陳遠舟來到所長辦公室門口,門虛掩著。他敲了兩下。
“進來。”
他推門進去,看到王國棟正坐在辦公桌前,手裡端著茶杯,一口一口地抿著。
辦公室裡茶香很濃,但王國棟臉上的表情一點都不輕鬆——眉頭皺著,嘴角往下耷拉,整個人靠在椅背上,像是剛卸下一副重擔,又被另一副壓上了。
剛才在會上宣佈訊息的時候,他還繃得住。現在只剩自己一個人了,那股疲憊勁兒就全冒出來了。
看到進來的是陳遠舟,王國棟愣了一下,隨即苦笑了一下,放下茶杯:“遠舟啊,我還以為是後勤老李來送檔案呢。怎麼,你是來勸我的,還是有什麼事要說?”
他頓了頓,又嘆了口氣:“你要是為了908的事來的,那我先跟你說句實話——這事兒我也是無能為力。上面已經做了決定,板上釘釘,改不了了。我也難受,但沒辦法,咱們都得接受。”
他端起茶杯喝了一口,接著說:“不過話說回來,這事兒也不是完全沒有好處。等日電的生產線引進來,咱們可以藉著配合安裝。除錯的機會,私底下多學多看。
人家的技術確實比咱們先進,咱先把東西學到手,把流程摸透了,到時候自己能搞出點成果來,再向上面申請恢復自研,也不是沒有可能。
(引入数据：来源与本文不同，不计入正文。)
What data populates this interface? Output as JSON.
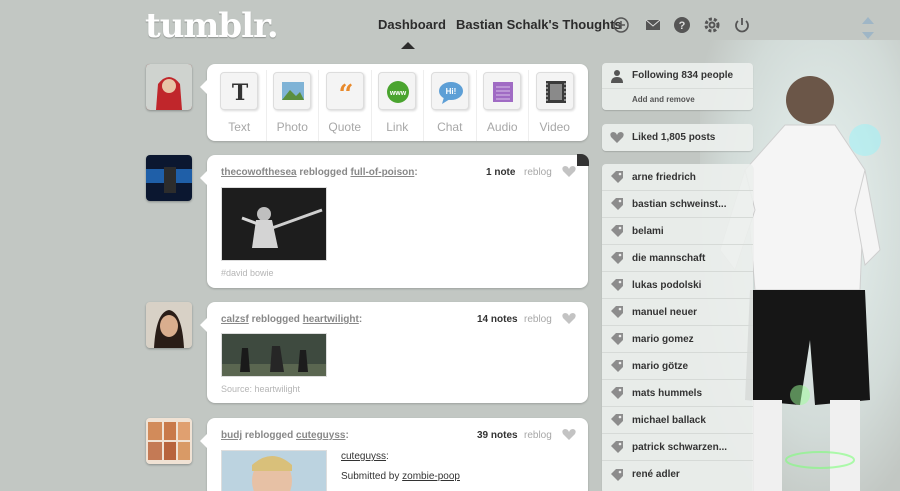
{
  "header": {
    "logo": "tumblr.",
    "nav": [
      "Dashboard",
      "Bastian Schalk's Thoughts"
    ],
    "icons": [
      "plus-icon",
      "mail-icon",
      "help-icon",
      "gear-icon",
      "power-icon"
    ]
  },
  "composer": {
    "items": [
      {
        "label": "Text",
        "icon": "text-icon"
      },
      {
        "label": "Photo",
        "icon": "photo-icon"
      },
      {
        "label": "Quote",
        "icon": "quote-icon"
      },
      {
        "label": "Link",
        "icon": "link-icon",
        "icon_text": "www"
      },
      {
        "label": "Chat",
        "icon": "chat-icon",
        "icon_text": "Hi!"
      },
      {
        "label": "Audio",
        "icon": "audio-icon"
      },
      {
        "label": "Video",
        "icon": "video-icon"
      }
    ]
  },
  "posts": [
    {
      "user": "thecowofthesea",
      "verb": "reblogged",
      "source": "full-of-poison",
      "notes": "1 note",
      "reblog": "reblog",
      "tag": "#david bowie"
    },
    {
      "user": "calzsf",
      "verb": "reblogged",
      "source": "heartwilight",
      "notes": "14 notes",
      "reblog": "reblog",
      "tag": "Source: heartwilight"
    },
    {
      "user": "budj",
      "verb": "reblogged",
      "source": "cuteguyss",
      "notes": "39 notes",
      "reblog": "reblog",
      "caption_link": "cuteguyss",
      "caption_prefix": "Submitted by ",
      "caption_user": "zombie-poop"
    }
  ],
  "sidebar": {
    "following": "Following 834 people",
    "add_remove": "Add and remove",
    "liked": "Liked 1,805 posts",
    "people": [
      "arne friedrich",
      "bastian schweinst...",
      "belami",
      "die mannschaft",
      "lukas podolski",
      "manuel neuer",
      "mario gomez",
      "mario götze",
      "mats hummels",
      "michael ballack",
      "patrick schwarzen...",
      "rené adler"
    ]
  },
  "colors": {
    "background": "#c2c7c3",
    "card": "#ffffff",
    "accent": "#529ecc"
  }
}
”
他說這話的時候,儘量讓自己的語氣聽起來輕鬆一些,像是在給陳遠舟遞一根繩子,告訴他還有希望。
陳遠舟站在那裡,安安靜靜地聽他說完。
然後他開口了:“王所,我今天來,是向您申請辭職的。”
這話嚇得王國棟嘴裡面一口茶直接噴了出來。
“你說什麼?!”
“我要辭職。”
王國棟把茶杯往桌上一頓,茶水濺出來,沾溼了桌上的一份檔案。
他顧不上擦,瞪著陳遠舟:“你瘋了?!陳遠舟,你今年二十八歲,中級工程師,三年之內必上高階工程師!你知道外面多少人熬到四十歲都評不上這個職稱嗎?”
陳遠舟站著不說話。
王國棟繞過辦公桌,走到他面前,語氣軟了下來。
他拍了拍陳遠舟的肩膀,像長輩勸晚輩那樣:“遠舟,你是不是因為908停了,心裡不痛快?我跟你說實話,這種事我見得多了。上面有上面的考慮,咱們搞技術的,把手頭的活幹好就行。你一個年輕人,操那個心幹什麼?”
“王所,我不是賭氣。”
“不是賭氣你辭職?!”王國棟的音量又上來了,“你以為外面的錢好賺?你知道現在下海經商的有幾個活著上岸的嗎?你一個搞晶元的,離開體制你能幹什麼?去深市給人家修電視機嗎?”
“我想自己做晶元。”
辦公室安靜了三秒。
然後王國棟笑了,是那種氣極反笑的笑聲:“你自己做晶元?你知道一條生產線要多少錢嗎?你知道一套EDA軟體要多少錢嗎?你知道光刻機長什麼樣嗎?!”
“我知道。”
“你知道個屁!”王國棟一巴掌拍在桌上,茶杯都跟著跳了一下,“你以為你是誰?你是錢老嗎?一個人就想把晶元造出來?這是一個人能幹成的事嗎?”